Questions In Tests

Do I turn over?
Do I write the questions out?
I don’t know this answer
But we haven’t learned about the lesser spotted wurble beast…

I think I spent more time in yesterday’s test getting up and down to answer these kinds of questions than I did marking. Like all of us teachers, time is at a premium so this was more than a little frustrating. I dealt with it in my usual way, by writing. Yes, slowly and painfully and no, my arm’s not better yet.

The questions, inane as they seem, are symptoms of a more general problem – one that arguably I’ve contributed to. They tell me that the kids don’t really get the point of a test. They don’t appreciate why they are doing it. They aren’t making a clear distinction between lessons, when questions are expected and encouraged, and tests which are intended to, well, test.

Are we taking too much for granted? Maybe I’m expecting too much of my students, not in terms of their content knowledge, but in their understanding of why we test them at all. So what can we do about it?

Well, I’m going to start with this particular test. I’ll leave one question unmarked, and we’ll go through the rest, modelling the process, before peer marking that one. This will lead to a discussion of lessons vs tests, both in terms of what we write down and what I can do to support them. I tend to find sporting or musical performance analogies help in these kinds of situations.

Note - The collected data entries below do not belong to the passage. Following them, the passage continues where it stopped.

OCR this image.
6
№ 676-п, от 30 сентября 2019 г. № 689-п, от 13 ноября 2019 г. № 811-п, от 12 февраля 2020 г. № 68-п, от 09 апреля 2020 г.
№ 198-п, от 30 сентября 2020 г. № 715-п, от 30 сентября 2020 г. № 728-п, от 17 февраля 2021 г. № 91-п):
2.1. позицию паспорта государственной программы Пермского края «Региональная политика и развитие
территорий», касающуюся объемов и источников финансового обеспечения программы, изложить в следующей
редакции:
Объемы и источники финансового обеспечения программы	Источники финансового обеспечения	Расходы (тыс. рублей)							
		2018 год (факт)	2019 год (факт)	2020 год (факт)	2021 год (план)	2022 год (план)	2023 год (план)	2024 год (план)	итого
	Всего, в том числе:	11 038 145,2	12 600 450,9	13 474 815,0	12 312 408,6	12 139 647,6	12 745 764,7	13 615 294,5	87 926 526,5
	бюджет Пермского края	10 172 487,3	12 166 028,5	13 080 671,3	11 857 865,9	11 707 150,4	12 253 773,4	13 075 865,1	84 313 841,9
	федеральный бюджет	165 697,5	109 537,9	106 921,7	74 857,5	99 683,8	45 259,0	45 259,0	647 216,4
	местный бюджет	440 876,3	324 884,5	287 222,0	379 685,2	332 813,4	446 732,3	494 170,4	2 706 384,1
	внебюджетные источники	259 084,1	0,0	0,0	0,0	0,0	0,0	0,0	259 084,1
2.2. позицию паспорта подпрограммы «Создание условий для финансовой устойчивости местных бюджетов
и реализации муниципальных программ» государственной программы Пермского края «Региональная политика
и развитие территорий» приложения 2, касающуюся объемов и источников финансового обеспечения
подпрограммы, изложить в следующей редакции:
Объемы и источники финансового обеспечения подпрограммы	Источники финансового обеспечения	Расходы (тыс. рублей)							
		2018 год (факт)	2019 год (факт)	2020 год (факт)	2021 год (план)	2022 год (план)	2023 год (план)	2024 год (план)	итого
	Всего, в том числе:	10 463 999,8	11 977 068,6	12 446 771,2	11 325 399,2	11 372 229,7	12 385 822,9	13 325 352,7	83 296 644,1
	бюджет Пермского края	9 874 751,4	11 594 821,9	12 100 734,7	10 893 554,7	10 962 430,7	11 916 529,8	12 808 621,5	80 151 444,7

This will also reinforce the need for good questions *in* lessons, and notes that make sense even *after* a lesson. Hopefully it will be a chance to discuss how to improve answers depending on the purpose and context of the question.

Finally, I’m planning to have my students generate a FAQ list based on our summaries. By putting it in their own words I’ll provide a structure they can engage with, as well as setting up a format for future tests where I list common issues with a specific question or query. We’ll see how it goes.

Briefly: yes, I know I’ve not blogged much. I’ve also been quiet on twitter. Despite a minor fracture, I’m hoping to get back online now and I’m sorry for neglecting the electronic staffroom over the past few months of a new job, illness and general incompetence.

4 thoughts on “Questions In Tests”

  1. The “I don’t know about” one crops up, a lot, in science – trying to get the idea that knowledge learned in the context of one system/animal/falling object etc can transfer to others that you’ve never heard of is hard to get over to some students. And there’s always the accusatory “but you didn’t tell us about THIS one”, which at times makes me want to respond “Well, David Attenborough/Brian Cox/random other geek god probably would have done if you’d been bothered to watch!”. I guess it comes down to teasing out some principles, then practising them lots in as many different contexts as one can.
    I like the idea of FAQs about tests, and other tasks, potentially – part of establishing the routine of how things are tackled so that time isn’t wasted wondering how to go about the task, giving more time to actually learn or do. You’ve got me thinking about how I can transfer that to working with classes I never actually see, whose states of bewilderment are always quite hard to gauge, but generally seem pretty deep!
    Good luck with the arm…

  2. Thanks for posting – even with pain, I hope you heal soon.
    Two things occur to me: learning that tests are where you display your knowledge and understanding without help needs to be a school-wide issue, so that students do not expect to be able put up their hands and ask for help.
    Secondly, do you need to be marking the test? Couldn’t they mark each others’ with the mark scheme on the whiteboard, and knowing that you will be collecting them in afterwards (so no cheating). The whole thing becomes much more formative as they engage with the mark scheme.

    1. After this one, we will be – I wanted to do the first one myself as a deadline for data entry approachesu. And you’re absolutely right about across school issues. It looks like I’m being volunteered for the teaching and learning group, and I’m planning to bring this up for discussion.

      As for the arm, I’m working on a blog post reflecting on it, two themes; the science of diagnosis/treatment and #guiltyteacher syndrome.